In the BURGH with Billy Strings

Billy Strings, a performer known for blending high-energy bluegrass music with progressive elements, took the stage on December 12 and 13 at Petersen Events Center. Upon arriving at the venue, located on the campus of the University of Pittsburgh, I was greeted by hundreds of passionate fans. The demographic of the crowd resembled that of a Grateful Dead concert, with colorful attire. Many folks danced and swayed to the tunes played by Strings. This was the second Billy Strings concert my family and I attended at the same venue.

My brother and I anxiously waiting for Billy Strings to come on stage. According to my brother, we sat in the best section acoustically to hear the show. (Heather Hill)

The five-piece band included Strings (acoustic guitar), Royal Masat (upright bass), Billy Failing (banjo), Alex Hargreaves (fiddle), and Jarrod Walker (mandolin). From the moment the lights dimmed, the band performed with accuracy and energy. The mandolin was a great touch that delighted me because of the added beauty and energetic atmosphere.

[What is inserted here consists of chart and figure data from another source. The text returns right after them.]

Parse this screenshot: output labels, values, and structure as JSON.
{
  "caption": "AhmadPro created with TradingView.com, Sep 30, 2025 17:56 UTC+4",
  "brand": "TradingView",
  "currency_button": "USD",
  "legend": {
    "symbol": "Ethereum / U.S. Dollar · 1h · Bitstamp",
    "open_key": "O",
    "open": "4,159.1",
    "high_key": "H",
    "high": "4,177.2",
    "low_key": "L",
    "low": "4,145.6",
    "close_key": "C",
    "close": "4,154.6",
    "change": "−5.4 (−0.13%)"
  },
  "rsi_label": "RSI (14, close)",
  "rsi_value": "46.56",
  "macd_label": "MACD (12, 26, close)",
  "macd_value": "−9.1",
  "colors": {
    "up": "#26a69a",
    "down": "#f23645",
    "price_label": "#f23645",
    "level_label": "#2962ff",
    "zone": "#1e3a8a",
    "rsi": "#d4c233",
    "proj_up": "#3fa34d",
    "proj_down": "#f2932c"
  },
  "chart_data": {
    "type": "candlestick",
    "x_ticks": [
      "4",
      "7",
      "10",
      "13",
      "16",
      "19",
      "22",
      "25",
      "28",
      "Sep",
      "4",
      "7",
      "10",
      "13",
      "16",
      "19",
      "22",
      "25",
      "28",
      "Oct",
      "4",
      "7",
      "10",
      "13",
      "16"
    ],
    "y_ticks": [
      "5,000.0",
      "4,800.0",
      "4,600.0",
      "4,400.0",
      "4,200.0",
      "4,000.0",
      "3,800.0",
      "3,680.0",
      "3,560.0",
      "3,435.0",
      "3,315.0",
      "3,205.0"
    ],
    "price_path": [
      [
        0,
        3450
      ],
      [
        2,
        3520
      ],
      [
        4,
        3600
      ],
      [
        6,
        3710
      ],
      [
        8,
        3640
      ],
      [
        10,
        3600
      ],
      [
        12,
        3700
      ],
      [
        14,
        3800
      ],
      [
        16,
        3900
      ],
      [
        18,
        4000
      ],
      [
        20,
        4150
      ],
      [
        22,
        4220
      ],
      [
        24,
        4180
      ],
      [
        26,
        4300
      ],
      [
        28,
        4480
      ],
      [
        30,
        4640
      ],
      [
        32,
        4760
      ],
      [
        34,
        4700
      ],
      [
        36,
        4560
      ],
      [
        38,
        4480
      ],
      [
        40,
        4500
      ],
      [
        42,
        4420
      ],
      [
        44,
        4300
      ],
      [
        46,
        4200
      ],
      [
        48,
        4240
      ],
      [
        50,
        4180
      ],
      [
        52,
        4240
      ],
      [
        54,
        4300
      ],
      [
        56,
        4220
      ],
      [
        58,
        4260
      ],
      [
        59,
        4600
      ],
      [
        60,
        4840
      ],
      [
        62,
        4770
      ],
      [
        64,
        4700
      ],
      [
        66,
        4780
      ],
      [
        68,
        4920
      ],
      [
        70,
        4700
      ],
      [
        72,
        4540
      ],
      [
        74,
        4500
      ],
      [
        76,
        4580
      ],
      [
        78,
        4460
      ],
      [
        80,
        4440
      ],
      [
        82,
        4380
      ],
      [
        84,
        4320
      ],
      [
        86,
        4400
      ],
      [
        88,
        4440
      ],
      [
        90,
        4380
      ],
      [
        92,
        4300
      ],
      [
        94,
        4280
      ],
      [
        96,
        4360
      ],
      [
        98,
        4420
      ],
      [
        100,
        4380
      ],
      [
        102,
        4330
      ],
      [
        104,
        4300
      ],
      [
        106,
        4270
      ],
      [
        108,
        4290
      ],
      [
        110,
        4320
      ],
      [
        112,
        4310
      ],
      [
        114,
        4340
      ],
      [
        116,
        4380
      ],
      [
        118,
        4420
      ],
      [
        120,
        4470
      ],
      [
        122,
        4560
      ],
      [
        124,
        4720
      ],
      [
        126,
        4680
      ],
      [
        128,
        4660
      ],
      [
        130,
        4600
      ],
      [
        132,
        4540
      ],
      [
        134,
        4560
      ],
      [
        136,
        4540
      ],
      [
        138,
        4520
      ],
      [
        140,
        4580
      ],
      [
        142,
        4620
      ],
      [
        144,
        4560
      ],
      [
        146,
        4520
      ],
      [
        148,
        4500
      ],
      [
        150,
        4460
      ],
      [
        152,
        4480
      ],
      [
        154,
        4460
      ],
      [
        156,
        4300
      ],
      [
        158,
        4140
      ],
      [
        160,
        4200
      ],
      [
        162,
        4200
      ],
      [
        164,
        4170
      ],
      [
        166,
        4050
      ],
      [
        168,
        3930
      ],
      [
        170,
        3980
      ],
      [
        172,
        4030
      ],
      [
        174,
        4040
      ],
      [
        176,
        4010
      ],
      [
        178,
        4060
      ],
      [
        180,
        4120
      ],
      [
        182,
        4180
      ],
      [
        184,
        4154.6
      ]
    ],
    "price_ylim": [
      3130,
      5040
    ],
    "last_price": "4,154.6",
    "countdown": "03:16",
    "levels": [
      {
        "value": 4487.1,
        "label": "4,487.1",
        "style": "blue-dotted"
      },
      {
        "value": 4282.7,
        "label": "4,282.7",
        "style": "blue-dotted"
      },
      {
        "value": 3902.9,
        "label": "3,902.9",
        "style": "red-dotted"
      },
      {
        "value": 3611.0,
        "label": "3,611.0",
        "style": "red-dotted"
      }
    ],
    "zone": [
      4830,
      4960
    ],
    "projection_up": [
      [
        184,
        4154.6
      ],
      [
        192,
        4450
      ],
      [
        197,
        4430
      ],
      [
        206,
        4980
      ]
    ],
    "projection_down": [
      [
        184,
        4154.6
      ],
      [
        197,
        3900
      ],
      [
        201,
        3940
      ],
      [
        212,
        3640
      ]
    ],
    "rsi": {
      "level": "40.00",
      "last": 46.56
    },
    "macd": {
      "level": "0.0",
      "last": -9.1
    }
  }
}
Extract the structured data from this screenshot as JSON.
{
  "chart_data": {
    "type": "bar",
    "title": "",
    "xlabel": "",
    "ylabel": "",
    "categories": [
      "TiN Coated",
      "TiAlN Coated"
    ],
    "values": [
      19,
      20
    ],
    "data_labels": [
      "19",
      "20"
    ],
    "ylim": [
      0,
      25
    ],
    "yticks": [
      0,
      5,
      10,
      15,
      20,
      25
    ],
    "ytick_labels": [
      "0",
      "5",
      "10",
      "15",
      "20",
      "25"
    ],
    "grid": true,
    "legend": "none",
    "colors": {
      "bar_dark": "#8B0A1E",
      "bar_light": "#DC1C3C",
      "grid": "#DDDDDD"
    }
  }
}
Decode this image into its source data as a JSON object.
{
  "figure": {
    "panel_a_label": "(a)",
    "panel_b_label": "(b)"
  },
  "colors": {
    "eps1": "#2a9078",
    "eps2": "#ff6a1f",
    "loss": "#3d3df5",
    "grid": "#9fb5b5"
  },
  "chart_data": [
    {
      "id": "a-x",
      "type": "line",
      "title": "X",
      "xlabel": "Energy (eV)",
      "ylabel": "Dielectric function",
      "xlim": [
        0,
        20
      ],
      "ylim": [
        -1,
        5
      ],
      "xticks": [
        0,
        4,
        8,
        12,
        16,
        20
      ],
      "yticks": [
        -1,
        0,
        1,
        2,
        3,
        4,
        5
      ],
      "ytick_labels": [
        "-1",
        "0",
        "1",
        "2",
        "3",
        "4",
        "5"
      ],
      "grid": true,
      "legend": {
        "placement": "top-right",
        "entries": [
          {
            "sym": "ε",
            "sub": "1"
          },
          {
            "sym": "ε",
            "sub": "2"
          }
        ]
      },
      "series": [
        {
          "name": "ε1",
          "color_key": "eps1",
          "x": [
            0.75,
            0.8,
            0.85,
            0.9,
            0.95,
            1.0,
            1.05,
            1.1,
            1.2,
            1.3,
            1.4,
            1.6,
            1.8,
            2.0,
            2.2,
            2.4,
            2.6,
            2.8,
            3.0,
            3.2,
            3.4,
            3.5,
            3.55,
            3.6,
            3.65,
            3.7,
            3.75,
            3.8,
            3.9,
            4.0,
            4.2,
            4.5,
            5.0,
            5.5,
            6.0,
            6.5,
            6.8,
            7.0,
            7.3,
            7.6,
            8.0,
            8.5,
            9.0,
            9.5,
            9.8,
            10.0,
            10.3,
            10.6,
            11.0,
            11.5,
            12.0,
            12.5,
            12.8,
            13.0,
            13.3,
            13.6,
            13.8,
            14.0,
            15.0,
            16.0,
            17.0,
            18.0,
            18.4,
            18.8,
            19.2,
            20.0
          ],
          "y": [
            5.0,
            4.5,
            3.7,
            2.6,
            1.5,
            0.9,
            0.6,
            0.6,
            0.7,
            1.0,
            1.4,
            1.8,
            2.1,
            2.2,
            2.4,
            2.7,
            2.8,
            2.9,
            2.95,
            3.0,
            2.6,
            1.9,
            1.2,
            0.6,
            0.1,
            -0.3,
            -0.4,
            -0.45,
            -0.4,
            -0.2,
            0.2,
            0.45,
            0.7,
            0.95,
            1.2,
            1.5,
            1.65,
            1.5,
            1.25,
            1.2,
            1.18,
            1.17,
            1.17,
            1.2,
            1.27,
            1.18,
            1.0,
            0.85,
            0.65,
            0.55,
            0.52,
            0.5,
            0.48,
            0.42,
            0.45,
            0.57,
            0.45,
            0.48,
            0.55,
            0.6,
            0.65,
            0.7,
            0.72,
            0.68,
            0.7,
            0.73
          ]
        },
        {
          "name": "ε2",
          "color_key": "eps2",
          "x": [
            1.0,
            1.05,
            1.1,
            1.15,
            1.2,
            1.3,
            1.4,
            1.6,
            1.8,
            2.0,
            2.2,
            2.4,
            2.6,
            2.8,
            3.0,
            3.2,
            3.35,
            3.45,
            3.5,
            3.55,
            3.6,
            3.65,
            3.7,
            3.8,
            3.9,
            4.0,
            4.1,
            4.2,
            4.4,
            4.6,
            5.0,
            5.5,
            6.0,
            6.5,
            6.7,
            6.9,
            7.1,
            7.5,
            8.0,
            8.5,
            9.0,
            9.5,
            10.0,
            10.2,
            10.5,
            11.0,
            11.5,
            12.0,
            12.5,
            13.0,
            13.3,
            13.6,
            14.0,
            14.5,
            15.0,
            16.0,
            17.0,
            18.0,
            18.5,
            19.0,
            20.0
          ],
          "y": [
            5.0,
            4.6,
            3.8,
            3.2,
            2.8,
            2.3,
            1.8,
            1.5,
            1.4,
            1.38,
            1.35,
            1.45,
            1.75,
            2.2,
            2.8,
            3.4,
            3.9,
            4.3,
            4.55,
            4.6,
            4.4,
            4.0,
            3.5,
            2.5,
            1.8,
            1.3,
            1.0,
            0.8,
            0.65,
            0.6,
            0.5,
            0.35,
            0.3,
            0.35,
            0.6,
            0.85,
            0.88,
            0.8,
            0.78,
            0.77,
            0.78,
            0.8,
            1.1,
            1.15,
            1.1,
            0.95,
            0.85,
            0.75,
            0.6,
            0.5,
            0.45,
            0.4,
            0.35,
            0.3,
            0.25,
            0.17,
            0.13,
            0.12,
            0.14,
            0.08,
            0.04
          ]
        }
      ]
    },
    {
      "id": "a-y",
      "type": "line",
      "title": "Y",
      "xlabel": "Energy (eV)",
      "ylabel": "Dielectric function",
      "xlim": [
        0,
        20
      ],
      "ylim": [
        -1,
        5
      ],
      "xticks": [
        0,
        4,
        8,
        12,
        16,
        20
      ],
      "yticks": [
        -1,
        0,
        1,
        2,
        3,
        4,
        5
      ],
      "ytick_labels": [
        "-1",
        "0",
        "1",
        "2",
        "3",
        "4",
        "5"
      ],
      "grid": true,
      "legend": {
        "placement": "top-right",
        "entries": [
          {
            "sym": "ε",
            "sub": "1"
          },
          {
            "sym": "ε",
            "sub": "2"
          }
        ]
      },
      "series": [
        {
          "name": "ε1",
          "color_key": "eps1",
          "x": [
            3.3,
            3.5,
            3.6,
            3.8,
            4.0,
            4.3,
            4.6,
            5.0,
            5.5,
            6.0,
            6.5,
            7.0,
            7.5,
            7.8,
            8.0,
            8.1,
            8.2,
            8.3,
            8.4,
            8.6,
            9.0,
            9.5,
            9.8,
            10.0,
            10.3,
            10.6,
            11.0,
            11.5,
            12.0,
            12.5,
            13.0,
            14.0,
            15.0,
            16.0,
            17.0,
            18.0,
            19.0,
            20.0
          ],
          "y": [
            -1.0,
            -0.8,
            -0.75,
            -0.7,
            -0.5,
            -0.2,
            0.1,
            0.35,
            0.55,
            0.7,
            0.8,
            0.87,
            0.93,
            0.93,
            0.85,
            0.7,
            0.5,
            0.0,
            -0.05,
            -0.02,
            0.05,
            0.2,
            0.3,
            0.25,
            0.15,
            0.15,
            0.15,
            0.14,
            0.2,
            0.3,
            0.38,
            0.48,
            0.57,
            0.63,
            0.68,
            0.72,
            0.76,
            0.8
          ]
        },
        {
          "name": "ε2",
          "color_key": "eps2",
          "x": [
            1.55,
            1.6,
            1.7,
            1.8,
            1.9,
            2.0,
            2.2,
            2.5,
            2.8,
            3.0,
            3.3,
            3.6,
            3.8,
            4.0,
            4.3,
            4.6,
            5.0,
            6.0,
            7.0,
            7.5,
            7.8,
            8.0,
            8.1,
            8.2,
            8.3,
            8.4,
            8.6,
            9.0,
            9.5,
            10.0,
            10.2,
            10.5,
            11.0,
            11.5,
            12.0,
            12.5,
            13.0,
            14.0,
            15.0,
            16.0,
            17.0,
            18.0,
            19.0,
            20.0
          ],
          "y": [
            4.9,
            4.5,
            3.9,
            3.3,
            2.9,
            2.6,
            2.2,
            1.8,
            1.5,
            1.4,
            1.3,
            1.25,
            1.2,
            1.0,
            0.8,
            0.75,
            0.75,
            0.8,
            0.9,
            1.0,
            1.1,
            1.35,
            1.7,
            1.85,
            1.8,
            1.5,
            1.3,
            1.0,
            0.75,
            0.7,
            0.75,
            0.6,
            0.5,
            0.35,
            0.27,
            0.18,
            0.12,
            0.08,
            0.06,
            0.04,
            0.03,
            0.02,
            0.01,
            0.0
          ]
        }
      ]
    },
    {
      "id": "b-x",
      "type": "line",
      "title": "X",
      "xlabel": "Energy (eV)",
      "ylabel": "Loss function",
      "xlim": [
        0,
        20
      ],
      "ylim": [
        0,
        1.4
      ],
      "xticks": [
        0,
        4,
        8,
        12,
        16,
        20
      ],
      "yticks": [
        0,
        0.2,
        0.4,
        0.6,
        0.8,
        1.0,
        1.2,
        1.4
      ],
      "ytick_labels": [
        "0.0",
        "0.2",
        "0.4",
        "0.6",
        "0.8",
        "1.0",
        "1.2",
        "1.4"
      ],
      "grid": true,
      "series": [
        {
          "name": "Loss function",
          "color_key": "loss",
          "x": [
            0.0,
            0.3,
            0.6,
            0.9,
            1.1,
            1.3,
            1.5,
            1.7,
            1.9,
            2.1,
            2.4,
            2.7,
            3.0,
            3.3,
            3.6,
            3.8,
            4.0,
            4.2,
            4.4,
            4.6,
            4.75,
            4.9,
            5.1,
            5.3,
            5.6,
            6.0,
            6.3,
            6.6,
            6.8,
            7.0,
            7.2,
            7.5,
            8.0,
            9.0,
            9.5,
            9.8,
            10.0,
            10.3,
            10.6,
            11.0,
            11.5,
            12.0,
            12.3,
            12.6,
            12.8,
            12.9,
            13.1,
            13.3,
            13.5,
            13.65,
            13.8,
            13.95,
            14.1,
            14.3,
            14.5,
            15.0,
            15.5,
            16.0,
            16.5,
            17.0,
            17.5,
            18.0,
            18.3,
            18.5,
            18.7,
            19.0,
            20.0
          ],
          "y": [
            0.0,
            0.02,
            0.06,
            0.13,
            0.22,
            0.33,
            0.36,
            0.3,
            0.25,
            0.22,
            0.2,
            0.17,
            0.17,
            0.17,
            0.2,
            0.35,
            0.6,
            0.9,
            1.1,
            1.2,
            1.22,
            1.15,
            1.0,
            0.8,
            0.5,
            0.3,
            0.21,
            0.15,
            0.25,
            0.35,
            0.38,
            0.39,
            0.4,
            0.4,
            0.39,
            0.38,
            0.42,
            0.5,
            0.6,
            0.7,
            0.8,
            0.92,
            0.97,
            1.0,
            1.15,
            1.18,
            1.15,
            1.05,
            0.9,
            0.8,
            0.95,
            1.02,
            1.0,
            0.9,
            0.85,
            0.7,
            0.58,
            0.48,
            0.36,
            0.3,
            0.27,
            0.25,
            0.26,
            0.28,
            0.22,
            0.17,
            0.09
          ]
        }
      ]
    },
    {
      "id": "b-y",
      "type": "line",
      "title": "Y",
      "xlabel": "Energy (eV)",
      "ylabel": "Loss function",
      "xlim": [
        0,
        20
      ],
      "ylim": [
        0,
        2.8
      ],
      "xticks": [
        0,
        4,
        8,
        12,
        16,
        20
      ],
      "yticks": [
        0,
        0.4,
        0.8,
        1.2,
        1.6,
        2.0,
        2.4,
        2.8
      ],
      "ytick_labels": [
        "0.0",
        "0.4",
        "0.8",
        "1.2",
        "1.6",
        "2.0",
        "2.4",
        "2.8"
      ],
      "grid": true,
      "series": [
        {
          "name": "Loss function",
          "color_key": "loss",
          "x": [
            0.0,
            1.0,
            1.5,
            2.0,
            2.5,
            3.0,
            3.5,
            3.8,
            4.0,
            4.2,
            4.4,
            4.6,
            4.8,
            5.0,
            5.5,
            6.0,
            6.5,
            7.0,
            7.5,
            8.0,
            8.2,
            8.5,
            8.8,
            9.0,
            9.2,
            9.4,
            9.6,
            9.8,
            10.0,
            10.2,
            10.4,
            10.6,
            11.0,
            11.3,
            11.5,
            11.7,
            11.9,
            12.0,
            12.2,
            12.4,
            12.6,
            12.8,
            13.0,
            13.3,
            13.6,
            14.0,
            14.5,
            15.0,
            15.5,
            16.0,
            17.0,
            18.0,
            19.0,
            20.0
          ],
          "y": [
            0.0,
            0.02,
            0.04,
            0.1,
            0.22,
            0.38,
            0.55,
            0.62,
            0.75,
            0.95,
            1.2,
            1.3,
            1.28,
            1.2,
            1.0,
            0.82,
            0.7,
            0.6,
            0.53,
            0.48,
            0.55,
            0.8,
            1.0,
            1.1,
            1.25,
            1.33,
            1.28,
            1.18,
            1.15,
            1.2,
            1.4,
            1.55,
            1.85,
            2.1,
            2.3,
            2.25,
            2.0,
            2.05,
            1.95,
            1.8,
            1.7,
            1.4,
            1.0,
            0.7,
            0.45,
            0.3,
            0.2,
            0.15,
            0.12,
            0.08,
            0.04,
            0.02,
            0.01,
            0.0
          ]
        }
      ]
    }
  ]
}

The band opened with “Born to Ride,” a Stanley Brothers cover before launching into five Strings originals from his 2021 album, Renewal. The bunch dropped into “Señor (Tales of Yankee Power),” from Bob Dylan’s 1978 record Street-Legal.

The tone of the show suddenly shifted to one of psychedelia with a 10+ minute “Highway Hypnosis,” featuring distorted instruments and dexterous fingerpicking. By this time, the crowd was fully picking up what Strings and his band were putting down.

After a short break, the second set began with a retrospective “Must Be Seven,” followed by a beautiful cover of the Doc Watson Family’s “My Love Comes Rolling Down.” The next tune, “Hide and Seek,” proved just how far Strings can push the boundaries of bluegrass music, a genre known for its stoicism. This rendition in particular sounded like metal and progressive music.

Strings also let his stage presence shine on the cold December night. Strings wasn’t still for a minute, moving around and engaging with the crowd on most of the songs. After a few more classic, traditional bluegrass tunes, the fiery guitar picker performed another Dylan tune. This time he performed “Drifter’s Escape,” a semi-deep cut from Dylan’s 1967 LP John Wesley Hardin.

The band united and sang into one microphone for the encore. (Quinn Hill)

The roaring crowd welcomed Strings and his band back on stage for an encore performance. The five musicians gathered around a single microphone at the front of the stage and three more bluegrass covers. These included John Kee’s “Standing In the Need of Prayer,” the traditional song, “If Your Hair’s Too Long (There’s Sin in Your Heart),” and Doc Watson’s “Riding That Midnight Train.” The grateful Strings said a few words of thanks to the audience and departed for the next stop of the tour, Wilkes-Barre, Pennsylvania.

The concert was phenomenal, and I urge those interested in country, rock, and even metal music to pay them a listen. Most of all, it is electrifying to see bluegrass presented in a new, exciting way.